While keeping a focus on the need for practical actions as an outcome of coaching, I have a particular interest in supporting my clients to find meaning in their work and a richer and more productive sense of their own excellence.
I have worked with clients on a wide range of agendas in a diversity of work contexts. These include, for example:
- developing increasing strategic capability
- managing critical working relationship to produce better outcomes
- becoming a more effective and confident people manager
- transitioning into new roles
- gaining clarity on professional goals and life-work balance
- performance anxiety, job overwhelm and time management
- working with a neuro-diverse condition to become more effective and resourceful in the workplace.
At the heart of my supervision practice is the aim of creating a collaboration which builds the coach’s own capacity for reflection, on how they coach and who they are when they coach.
The nature of this collaboration depends closely on the stage the coach has reached in their professional development, so that the coach can experience a balance of support, challenge and guidance, of direction and reflection that works best for them.
I’ve worked with coaches on a wide range of supervision agendas, broad and specific including:
- practical and ethical matters around contracting
- learning about or signposting towards new techniques and tools
- the complexities of particular client case
- working with what arises in the direct experience of being with a client
- problematic or intriguing themes that have arisen in a coach’s practice
- where to go next with your coaching …
I provide supervision for individuals and for groups
An Action Learning Set is a group of people who have chosen to come together to work on the organisational challenges they face.

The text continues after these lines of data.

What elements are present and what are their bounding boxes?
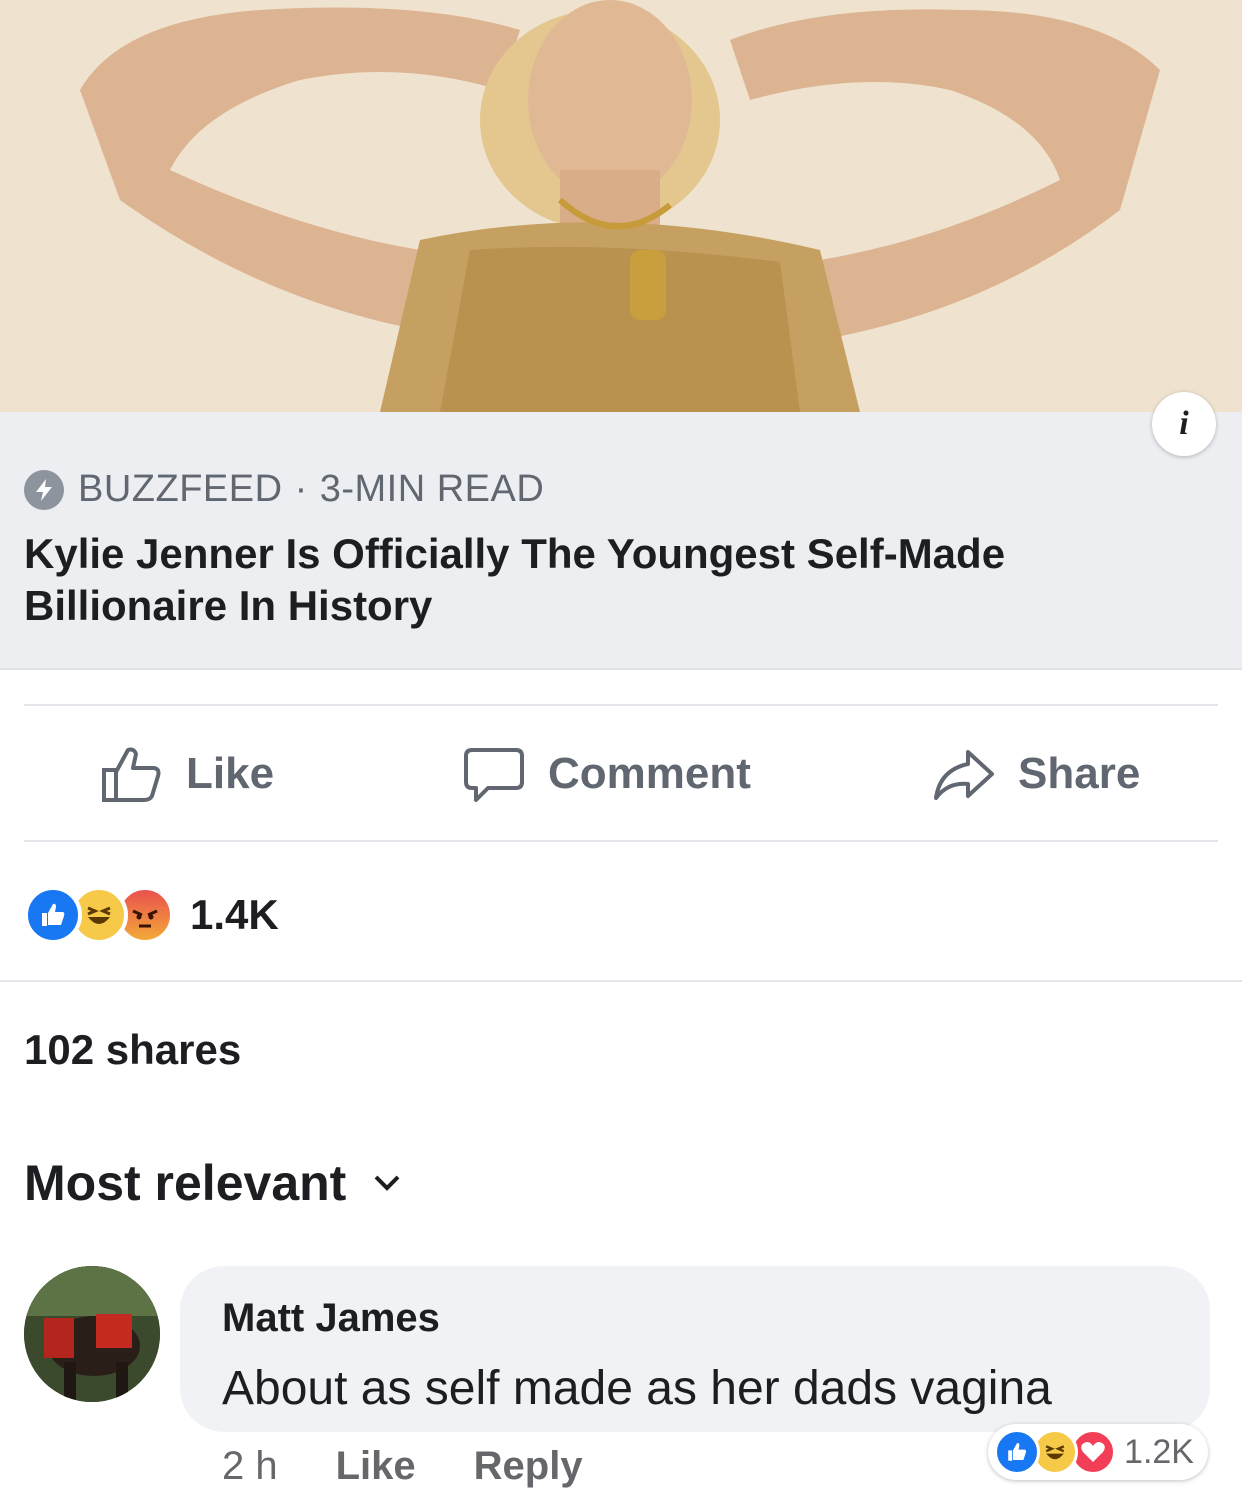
comment-sort-dropdown[interactable]: Most relevant: [24, 1154, 402, 1212]
comment-bubble-icon: [464, 748, 524, 802]
hero-photo-illustration: [0, 0, 1242, 412]
share-arrow-icon: [934, 750, 994, 800]
comment-meta: 2 h Like Reply: [222, 1444, 583, 1488]
reactions-summary[interactable]: 1.4K: [24, 880, 279, 950]
link-preview-card[interactable]: i BUZZFEED · 3-MIN READ Kylie Jenner Is …: [0, 392, 1242, 670]
thumbs-up-icon: [102, 747, 161, 802]
comment-reply-button[interactable]: Reply: [474, 1444, 583, 1488]
article-headline[interactable]: Kylie Jenner Is Officially The Youngest …: [24, 528, 1204, 632]
info-button[interactable]: i: [1152, 392, 1216, 456]
like-reaction-icon: [24, 886, 82, 944]
action-bar: Like Comment Share: [0, 708, 1242, 840]
comment-bubble[interactable]: Matt James About as self made as her dad…: [180, 1266, 1210, 1432]
share-label: Share: [1018, 749, 1141, 798]
sort-label: Most relevant: [24, 1155, 347, 1211]
comment-timestamp[interactable]: 2 h: [222, 1444, 278, 1488]
divider: [24, 704, 1218, 706]
info-icon: i: [1179, 405, 1189, 442]
comment-label: Comment: [548, 749, 751, 798]
comment-text: About as self made as her dads vagina: [222, 1362, 1052, 1415]
share-button[interactable]: Share: [932, 744, 1140, 804]
avatar[interactable]: [24, 1266, 160, 1402]
instant-article-bolt-icon: [24, 469, 64, 510]
chevron-down-icon: [374, 1175, 400, 1191]
avatar-photo: [24, 1266, 160, 1402]
comment-author[interactable]: Matt James: [222, 1296, 1168, 1341]
like-label: Like: [186, 749, 275, 798]
divider: [0, 980, 1242, 982]
shares-count[interactable]: 102 shares: [24, 1026, 241, 1074]
comment-button[interactable]: Comment: [462, 744, 751, 804]
reaction-count: 1.4K: [190, 891, 279, 938]
separator-dot: ·: [294, 468, 308, 510]
like-reaction-icon: [994, 1429, 1041, 1475]
source-name: BUZZFEED: [78, 468, 283, 510]
read-time: 3-MIN READ: [319, 468, 545, 510]
comment-like-button[interactable]: Like: [336, 1444, 416, 1488]
comment-reactions[interactable]: 1.2K: [988, 1424, 1208, 1480]
like-button[interactable]: Like: [100, 744, 274, 804]
comment-reaction-count: 1.2K: [1124, 1432, 1194, 1471]
divider: [24, 840, 1218, 842]
article-hero-image[interactable]: [0, 0, 1242, 412]
source-row: BUZZFEED · 3-MIN READ: [24, 468, 544, 511]
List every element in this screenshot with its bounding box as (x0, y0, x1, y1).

For the Action part, each member of the Set brings something that is real and current from their work, something which they would like to be different and which has a complexity and ambiguity requiring more than a yes-no resolution. For the Learning part, each member undertakes to research and experiment, seek out new information and try something new, that is related to solving their challenge.
As an Action Learning Set facilitator, I manage the process of reflection and challenge, working with all the Set to maximise the benefits each member can take away.
Getting out of the Way: an introduction to Clean Language for coaches
Clean Language is an approach to facilitating change that is being used by an increasing number of coaches of all kinds. Created by therapist David Grove, it places great emphasis on two things: the importance of not contaminating the client’s process with your own; and the central function of metaphor in how we think and feel and make sense of our experience.
I run an introductory workshop in-house for organisations with internal coaching pools and for communities of networked internal coaches, as well as offering occasional open workshops.